Beneath a dying red sun sits the proud and ancient city of Villjamur, capital of a mighty empire that now sits powerless against an encroaching ice age. As throngs of refugees gather outside the city gates, a fierce debate rages within the walls about the fate of these desperate souls. Then tragedy strikes—and the Emperor’s elder daughter, Jamur Rika, is summoned to serve as queen. Joined by her younger sister, Jamur Eir, the queen comes to sympathize with the hardships of the common people, thanks in part to her dashing teacher Randur Estevu, a man who is not what he seems.

Meanwhile, the grisly murder of a councillor draws the attention of Inspector Rumex Jeryd. Jeryd is a rumel, a species of nonhuman that can live for hundreds of years and shares the city with humans, birdlike garuda, and the eerie banshees whose forlorn cries herald death. Jeryd’s investigation will lead him into a web of corruption—and to an obscene conspiracy that threatens the lives of Rika and Eir, and the future of Villjamur itself.

But in the far north, where the drawn-out winter has already begun, an even greater threat appears, against which all the empire’s military and magical power may well prove useless—a threat from another world.

Garden SpellsGarden Spells by Sarah Addison Allen

For some reason, I never heard anything about this New York Times bestseller, and then I started hearing a lot about it, especially with the release of Allen’s latest novel, The Peach Keeper.  Now I keep hearing about it and it sounds both delightful and different from what I normally read so I’m really looking forward to it.

The women of the Waverley family — whether they like it or not — are heirs to an unusual legacy, one that grows in a fenced plot behind their Queen Anne home on Pendland Street in Bascom, North Carolina. There, an apple tree bearing fruit of magical properties looms over a garden filled with herbs and edible flowers that possess the power to affect in curious ways anyone who eats them.  

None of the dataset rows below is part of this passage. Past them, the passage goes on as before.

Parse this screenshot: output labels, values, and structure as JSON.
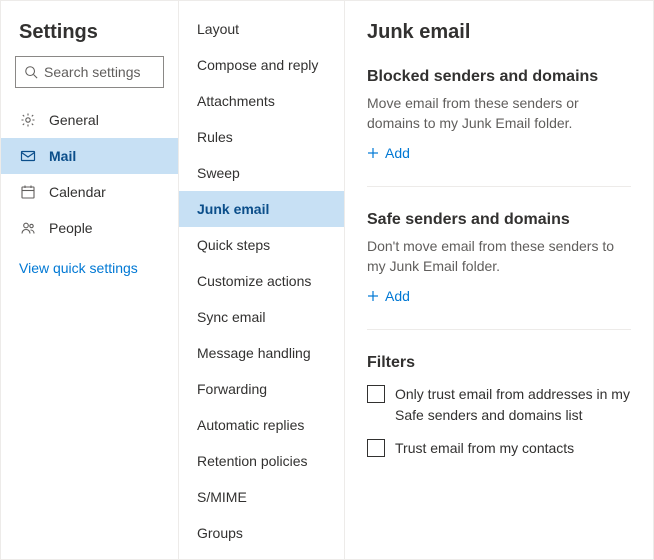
{
  "settings": {
    "title": "Settings",
    "search_placeholder": "Search settings",
    "nav": {
      "general": "General",
      "mail": "Mail",
      "calendar": "Calendar",
      "people": "People"
    },
    "quick_link": "View quick settings"
  },
  "mail_nav": {
    "layout": "Layout",
    "compose": "Compose and reply",
    "attachments": "Attachments",
    "rules": "Rules",
    "sweep": "Sweep",
    "junk": "Junk email",
    "quicksteps": "Quick steps",
    "customize": "Customize actions",
    "sync": "Sync email",
    "msghandling": "Message handling",
    "forwarding": "Forwarding",
    "autoreply": "Automatic replies",
    "retention": "Retention policies",
    "smime": "S/MIME",
    "groups": "Groups"
  },
  "junk": {
    "title": "Junk email",
    "blocked": {
      "title": "Blocked senders and domains",
      "desc": "Move email from these senders or domains to my Junk Email folder.",
      "add": "Add"
    },
    "safe": {
      "title": "Safe senders and domains",
      "desc": "Don't move email from these senders to my Junk Email folder.",
      "add": "Add"
    },
    "filters": {
      "title": "Filters",
      "opt1": "Only trust email from addresses in my Safe senders and domains list",
      "opt2": "Trust email from my contacts"
    }
  }
}
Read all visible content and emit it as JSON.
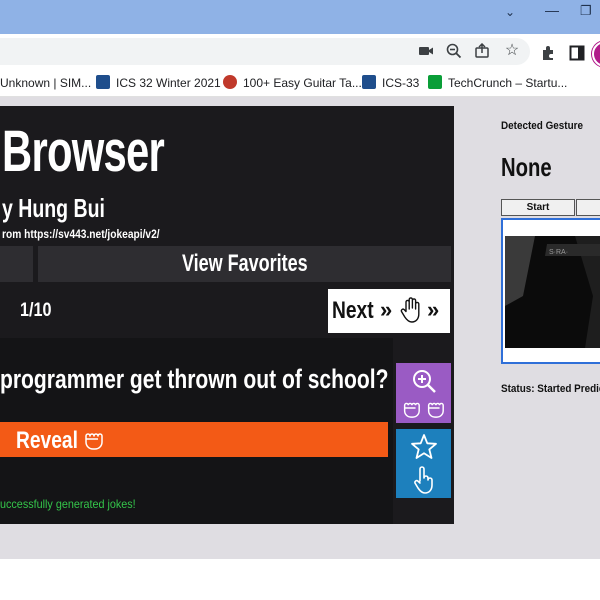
{
  "bookmarks": [
    {
      "label": "Unknown | SIM...",
      "color": "#ffffff"
    },
    {
      "label": "ICS 32 Winter 2021",
      "color": "#1f4e8c"
    },
    {
      "label": "100+ Easy Guitar Ta...",
      "color": "#c0392b"
    },
    {
      "label": "ICS-33",
      "color": "#1f4e8c"
    },
    {
      "label": "TechCrunch – Startu...",
      "color": "#0a9e38"
    }
  ],
  "app": {
    "title": "Browser",
    "author": "y Hung Bui",
    "source": "rom https://sv443.net/jokeapi/v2/",
    "favorites_label": "View Favorites",
    "counter": "1/10",
    "next_label": "Next",
    "joke": "programmer get thrown out of school?",
    "reveal_label": "Reveal",
    "status_message": "uccessfully generated jokes!",
    "accent_reveal": "#f35a16",
    "accent_zoom": "#9a5bc4",
    "accent_favorite": "#1d80bd"
  },
  "side_panel": {
    "gesture_label": "Detected Gesture",
    "gesture_value": "None",
    "start_label": "Start",
    "status": "Status: Started Predic"
  }
}
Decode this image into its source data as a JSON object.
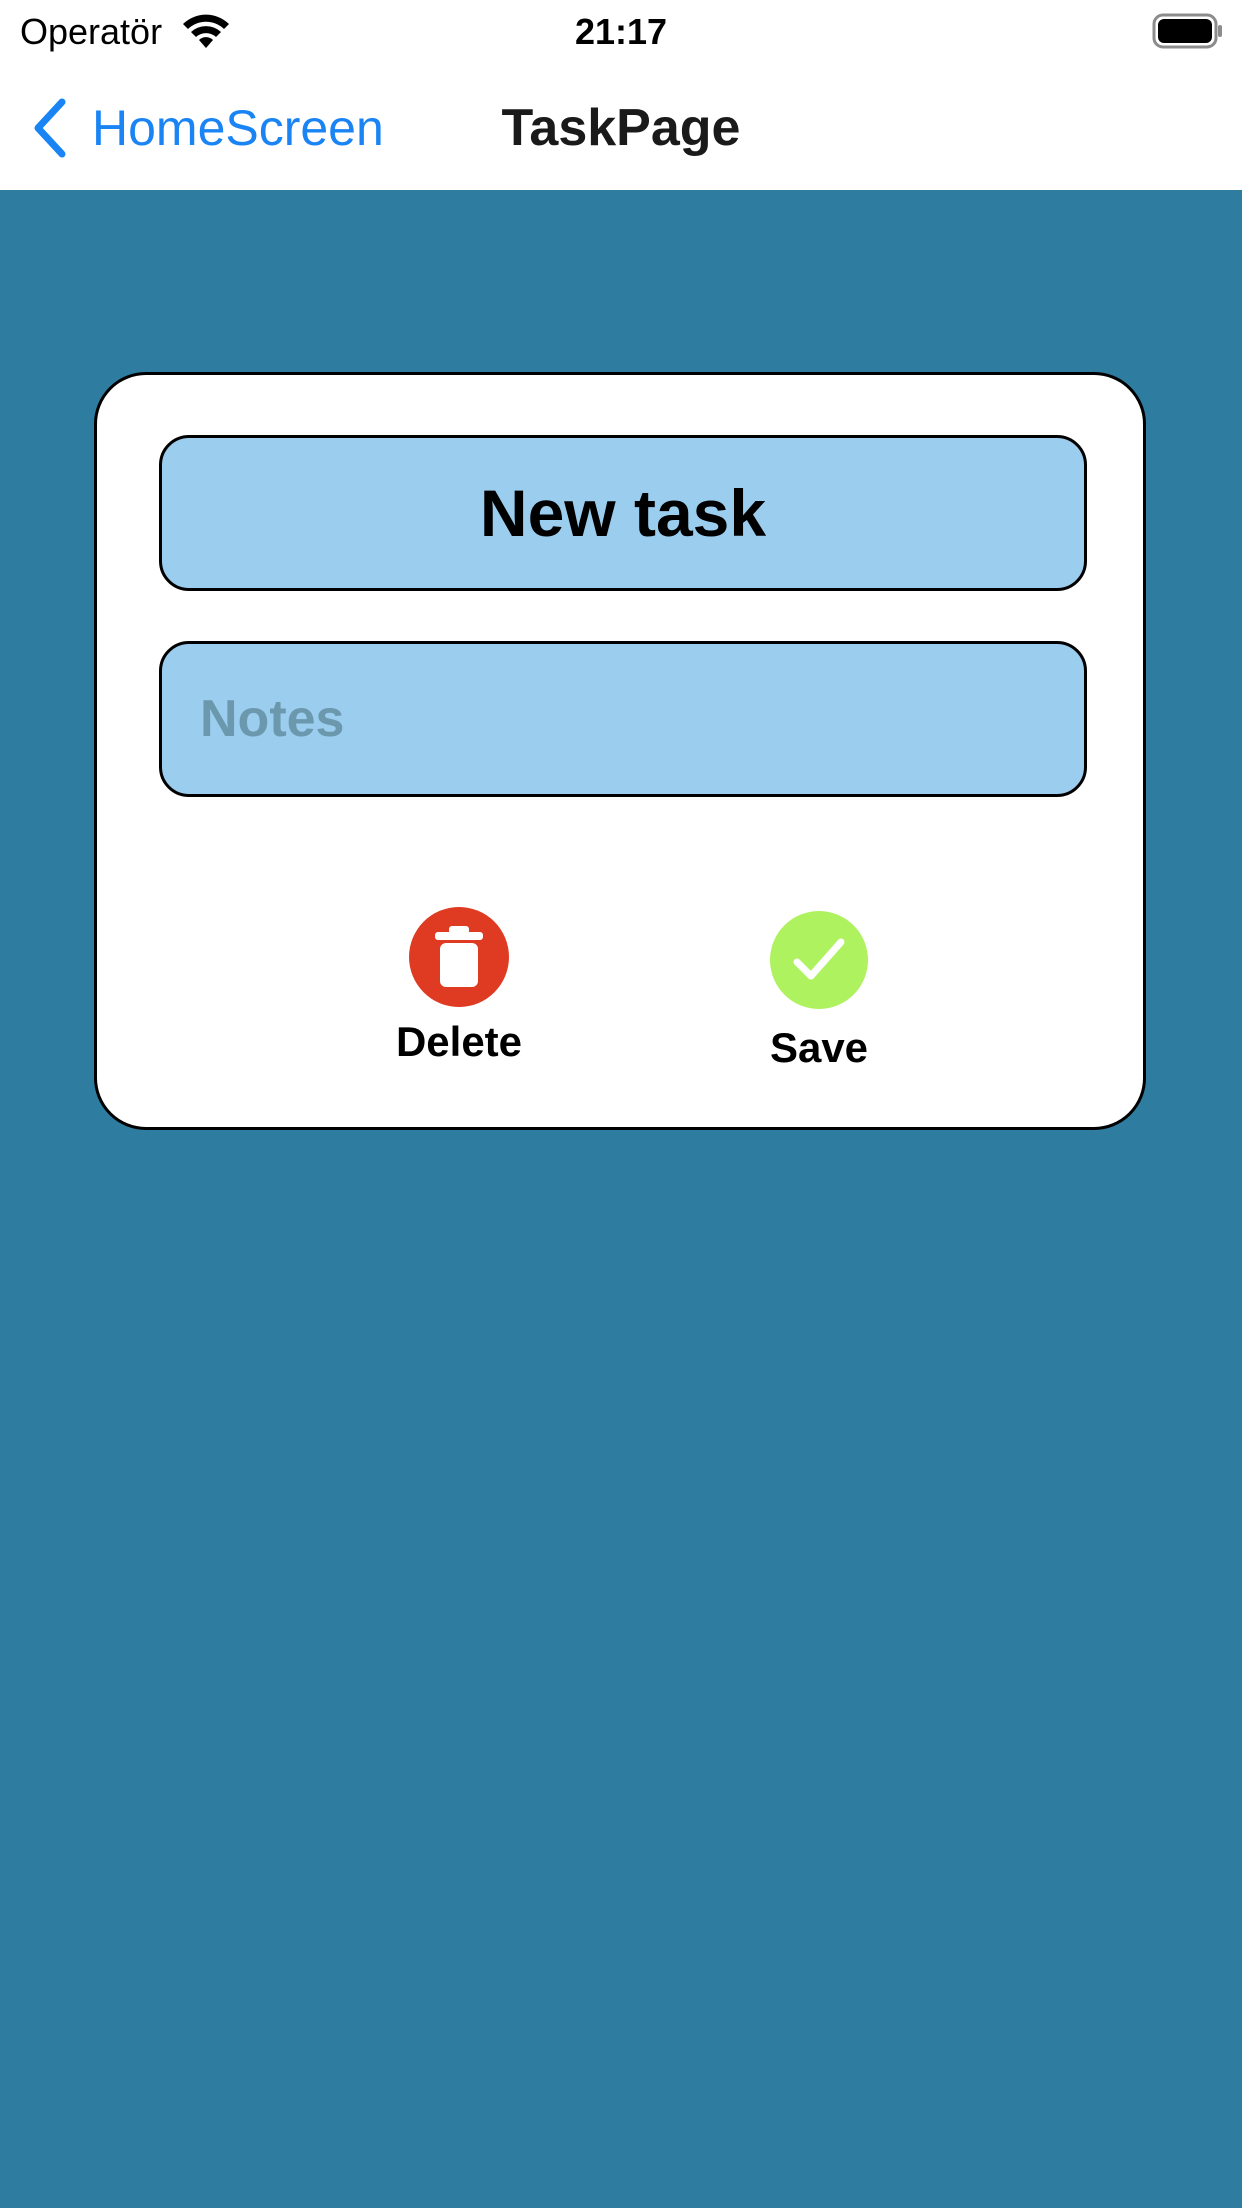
{
  "status_bar": {
    "carrier": "Operatör",
    "time": "21:17",
    "wifi_icon": "wifi-icon",
    "battery_icon": "battery-full-icon"
  },
  "nav": {
    "back_label": "HomeScreen",
    "back_icon": "chevron-left-icon",
    "title": "TaskPage"
  },
  "task_card": {
    "title_value": "New task",
    "notes_value": "",
    "notes_placeholder": "Notes",
    "delete_label": "Delete",
    "delete_icon": "trash-icon",
    "save_label": "Save",
    "save_icon": "checkmark-icon"
  },
  "colors": {
    "background": "#2e7da1",
    "field": "#9acdee",
    "back_link": "#1a84f5",
    "delete": "#df3a22",
    "save": "#aef25f"
  }
}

For nearly a decade, 34-year-old Claire Waverley, at peace with her family inheritance, has lived in the house alone, embracing the spirit of the grandmother who raised her, ruing her mother’s unfortunate destiny and seemingly unconcerned about the fate of her rebellious sister, Sydney, who freed herself long ago from their small town’s constraints. Using her grandmother’s mystical culinary traditions, Claire has built a successful catering business — and a carefully controlled, utterly predictable life — upon the family’s peculiar gift for making life-altering delicacies: lilac jelly to engender humility, for instance, or rose geranium wine to call up fond memories. Garden Spells reveals what happens when Sydney returns to Bascom with her young daughter, turning Claire’s routine existence upside down. With Sydney’s homecoming, the magic that the quiet caterer has measured into recipes to shape the thoughts and moods of others begins to influence Claire’s own emotions in terrifying and delightful ways.

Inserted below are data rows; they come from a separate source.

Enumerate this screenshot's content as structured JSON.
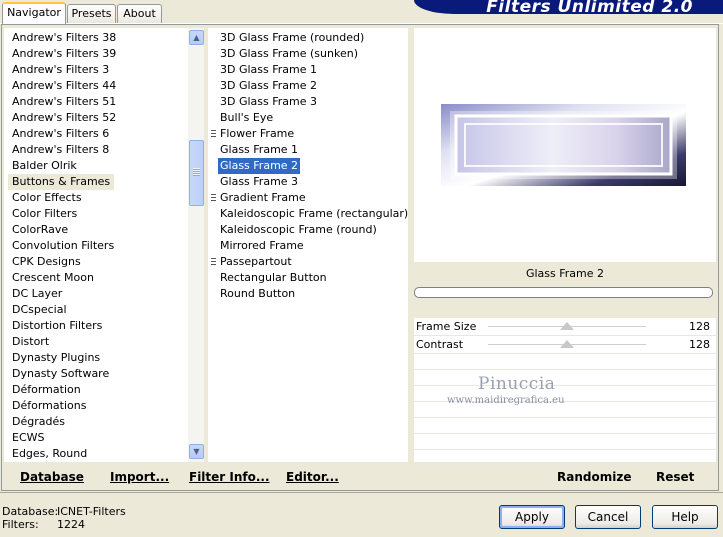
{
  "tabs": [
    {
      "label": "Navigator",
      "active": true
    },
    {
      "label": "Presets",
      "active": false
    },
    {
      "label": "About",
      "active": false
    }
  ],
  "brand": {
    "title": "Filters Unlimited 2.0"
  },
  "categories": {
    "items": [
      "Andrew's Filters 38",
      "Andrew's Filters 39",
      "Andrew's Filters 3",
      "Andrew's Filters 44",
      "Andrew's Filters 51",
      "Andrew's Filters 52",
      "Andrew's Filters 6",
      "Andrew's Filters 8",
      "Balder Olrik",
      "Buttons & Frames",
      "Color Effects",
      "Color Filters",
      "ColorRave",
      "Convolution Filters",
      "CPK Designs",
      "Crescent Moon",
      "DC Layer",
      "DCspecial",
      "Distortion Filters",
      "Distort",
      "Dynasty Plugins",
      "Dynasty Software",
      "Déformation",
      "Déformations",
      "Dégradés",
      "ECWS",
      "Edges, Round"
    ],
    "selected_index": 9
  },
  "filters": {
    "items": [
      {
        "label": "3D Glass Frame (rounded)",
        "marker": false
      },
      {
        "label": "3D Glass Frame (sunken)",
        "marker": false
      },
      {
        "label": "3D Glass Frame 1",
        "marker": false
      },
      {
        "label": "3D Glass Frame 2",
        "marker": false
      },
      {
        "label": "3D Glass Frame 3",
        "marker": false
      },
      {
        "label": "Bull's Eye",
        "marker": false
      },
      {
        "label": "Flower Frame",
        "marker": true
      },
      {
        "label": "Glass Frame 1",
        "marker": false
      },
      {
        "label": "Glass Frame 2",
        "marker": false
      },
      {
        "label": "Glass Frame 3",
        "marker": false
      },
      {
        "label": "Gradient Frame",
        "marker": true
      },
      {
        "label": "Kaleidoscopic Frame (rectangular)",
        "marker": false
      },
      {
        "label": "Kaleidoscopic Frame (round)",
        "marker": false
      },
      {
        "label": "Mirrored Frame",
        "marker": false
      },
      {
        "label": "Passepartout",
        "marker": true
      },
      {
        "label": "Rectangular Button",
        "marker": false
      },
      {
        "label": "Round Button",
        "marker": false
      }
    ],
    "selected_index": 8
  },
  "preview": {
    "filter_name": "Glass Frame 2"
  },
  "params": [
    {
      "label": "Frame Size",
      "value": "128",
      "level": 128,
      "max": 255
    },
    {
      "label": "Contrast",
      "value": "128",
      "level": 128,
      "max": 255
    }
  ],
  "watermark": {
    "name": "Pinuccia",
    "url": "www.maidiregrafica.eu"
  },
  "bottom_links": {
    "database": "Database",
    "import": "Import...",
    "filter_info": "Filter Info...",
    "editor": "Editor...",
    "randomize": "Randomize",
    "reset": "Reset"
  },
  "status": {
    "database_label": "Database:",
    "database_value": "ICNET-Filters",
    "filters_label": "Filters:",
    "filters_value": "1224"
  },
  "buttons": {
    "apply": "Apply",
    "cancel": "Cancel",
    "help": "Help"
  },
  "colors": {
    "selection": "#316ac5",
    "banner": "#0a1a7a",
    "window_bg": "#ece9d8"
  }
}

As the sisters reconnect and learn to support one another, each finds romance where she least expects it, while Sydney’s child, Bay, discovers both the safe home she has longed for and her own surprising gifts. With the help of their elderly cousin Evanelle, endowed with her own uncanny skills, the Waverley women redeem the past, embrace the present, and take a joyful leap into the future.